Just as the dust was settling on the controversy over the Centre deferring the release of NSSO’s labour force survey which showed unemployment numbers in an unflattering light, a new one has broken out on the veracity of the MCA-21 database used in GDP calculations. The economic commentariat and the stock markets went into a tizzy on Wednesday after a report by the Mint newspaper revealed that the NSSO had to shelve two planned surveys on the services sector, after it found big gaps in the MCA-21 data that it sampled. Effectively, 15 per cent of the services firms from MCA-21 were not traceable, 21 per cent were ‘out of coverage’ and many others did not respond to queries. The MCA-21 database makes up the bedrock of the corporate sector Gross Value Added (GVA) estimates for GDP calculations, under the new series.
Prima facie , fears that the existence of shell companies in the MCA-21 database grossly overstates the country’s GDP seem to be overdone. The NSSO’s findings relate only to registered companies that make up less than half of the services component of the GDP. With over five lakh companies, the MCA-21 database also provides far wider coverage of the corporate universe than the Annual Survey of Industries used earlier.
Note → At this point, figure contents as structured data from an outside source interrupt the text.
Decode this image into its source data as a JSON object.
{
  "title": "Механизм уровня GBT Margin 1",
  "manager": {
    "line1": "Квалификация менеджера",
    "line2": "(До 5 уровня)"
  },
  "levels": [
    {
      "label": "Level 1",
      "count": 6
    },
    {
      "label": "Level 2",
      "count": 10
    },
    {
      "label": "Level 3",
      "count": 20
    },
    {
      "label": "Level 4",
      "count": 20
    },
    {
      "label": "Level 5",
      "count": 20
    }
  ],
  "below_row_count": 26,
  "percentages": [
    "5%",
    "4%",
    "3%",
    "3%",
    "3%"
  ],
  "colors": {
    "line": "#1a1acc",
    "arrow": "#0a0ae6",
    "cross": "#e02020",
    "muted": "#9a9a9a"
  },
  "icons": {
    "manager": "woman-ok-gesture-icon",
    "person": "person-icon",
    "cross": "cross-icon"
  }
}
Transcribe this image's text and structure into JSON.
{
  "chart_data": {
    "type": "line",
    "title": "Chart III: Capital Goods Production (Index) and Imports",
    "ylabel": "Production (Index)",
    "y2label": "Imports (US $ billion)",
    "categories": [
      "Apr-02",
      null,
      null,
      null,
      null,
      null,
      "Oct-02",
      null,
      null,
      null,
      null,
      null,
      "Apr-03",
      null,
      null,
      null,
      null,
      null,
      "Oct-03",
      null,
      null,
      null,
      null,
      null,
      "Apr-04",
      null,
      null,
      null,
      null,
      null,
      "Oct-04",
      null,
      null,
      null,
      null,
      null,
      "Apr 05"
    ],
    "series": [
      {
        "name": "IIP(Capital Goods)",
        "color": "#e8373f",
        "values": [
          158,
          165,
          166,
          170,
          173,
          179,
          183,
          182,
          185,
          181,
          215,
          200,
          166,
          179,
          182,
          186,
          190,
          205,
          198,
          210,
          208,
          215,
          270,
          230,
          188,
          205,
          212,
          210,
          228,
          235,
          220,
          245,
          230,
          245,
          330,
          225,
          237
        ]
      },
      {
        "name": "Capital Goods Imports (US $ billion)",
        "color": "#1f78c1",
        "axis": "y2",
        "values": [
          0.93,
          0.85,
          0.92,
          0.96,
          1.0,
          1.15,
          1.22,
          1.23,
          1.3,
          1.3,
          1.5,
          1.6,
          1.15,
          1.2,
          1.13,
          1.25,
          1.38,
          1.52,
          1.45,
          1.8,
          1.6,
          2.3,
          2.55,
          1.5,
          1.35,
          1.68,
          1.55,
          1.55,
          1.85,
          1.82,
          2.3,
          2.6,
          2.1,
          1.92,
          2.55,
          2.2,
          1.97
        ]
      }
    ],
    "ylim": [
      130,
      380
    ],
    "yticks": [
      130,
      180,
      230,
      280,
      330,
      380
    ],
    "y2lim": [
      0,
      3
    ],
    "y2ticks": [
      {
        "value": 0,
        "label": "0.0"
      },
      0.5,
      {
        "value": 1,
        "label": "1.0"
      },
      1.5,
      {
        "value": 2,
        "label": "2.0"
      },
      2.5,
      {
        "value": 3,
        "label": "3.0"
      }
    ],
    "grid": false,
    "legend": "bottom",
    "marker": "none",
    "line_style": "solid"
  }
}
Corporate filings on MCA-21 are audited and are the basis for tax payments, providing strong disincentives for misreporting this data. It is also not surprising that MCA-21 should feature a good number of shell and brass-plate companies, as unlisted companies in India have always used multi-layered holding structures for their business operations for ‘tax planning’ purposes. Including their results in GVA aggregates is not wrong provided there is actual value creation by their group entities. But the controversy does flag two aspects on which the CSO needs to come clean — the method used to classify shell companies into manufacturing or service firms and the basis for extrapolating GVA for irregular filers.
Overall, the ruckus over MCA-21 demonstrates the extent to which public confidence in the credibility of the official statistics has been undermined by recent events — be it the Centre’s botched handling of the release of the GDP back-series with the NITI Aayog’s unnecessary involvement, or its attempts to suppress the labour force survey. The CSO’s policy of maintaining radio silence whenever critical questions are asked about the new series — be it on the GDP deflator or drastic revisions of past data — does nothing to bolster confidence either. Given the key role that GDP estimates play in external investor perception of the country and the business plans of both the government and private sectors, it is imperative that the Centre refrains from politicisation of economic data and lays off interference in the workings of its statistical arms. The CSO not only needs to assert its autonomy in its interactions with the government, but must also be seen to doing so, for the public to repose confidence in its professionalism.